I won't go so far as to say that personal experience should never influence your impressions. It's impossible to be completely objective all the time. But it is possible to interpret fiction subjectively if you accept that very few things are black and white. TMI and The Prism combine to create an even bigger crime - It's All About Me. IAAM with an emphasis on The Prism leads to people being sensitive to the tiniest perceived slight; as well, it's a symptom of severe myopia. "That can't be true because it didn't happen to me/we didn't do it that way in our family/my uncle was in the same situation and this is what happened to him." It's opinion as fact.
IAAM with an emphasis on TMI leads to "Oh my God, I don't want to know this about you." It's irrelevant to the discussion, and it's discussion as therapy. I mean, I know Road Runner is cheaper than counseling, but I wish people could keep at least a few things to themselves. In the worst case, the relevant discussion comes to a screeching halt, either because people don't know what to say (I can sometimes feel the discomfort), or because it results in endless expressions of sympathy.
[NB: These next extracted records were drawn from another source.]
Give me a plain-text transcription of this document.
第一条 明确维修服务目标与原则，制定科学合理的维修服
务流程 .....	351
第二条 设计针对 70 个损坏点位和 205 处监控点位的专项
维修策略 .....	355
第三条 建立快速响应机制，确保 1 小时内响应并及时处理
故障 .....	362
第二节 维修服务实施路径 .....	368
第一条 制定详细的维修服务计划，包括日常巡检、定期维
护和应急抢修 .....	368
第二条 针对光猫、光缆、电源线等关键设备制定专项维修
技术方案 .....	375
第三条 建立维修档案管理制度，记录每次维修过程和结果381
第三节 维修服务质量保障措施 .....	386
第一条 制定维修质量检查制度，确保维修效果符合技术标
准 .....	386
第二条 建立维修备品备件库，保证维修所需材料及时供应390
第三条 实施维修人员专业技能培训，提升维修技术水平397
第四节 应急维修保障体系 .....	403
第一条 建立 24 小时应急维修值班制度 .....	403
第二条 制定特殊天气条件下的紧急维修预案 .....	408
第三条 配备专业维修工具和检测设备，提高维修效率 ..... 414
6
I know I'm being heartless, but please, what does this poster's asthma, or her fluctuations in weight because her mother didn't cook for her when she was 19 years old have to do with Betty Draper's slow, on-screen breakdown because her husband cheats on her and her entire life is a sham? How is this-
When I was 22, the family moved to another state and I did not.
related to anything having to do with Mad Men?
Great fiction always tells the truth, and great characters don't have to be nice people. Instead of watching this brilliant show and learning that truth comes in many forms, the only thing this poster learns from Mad Men is how much or how little it mirrors her own life. It's television viewing as narcissism.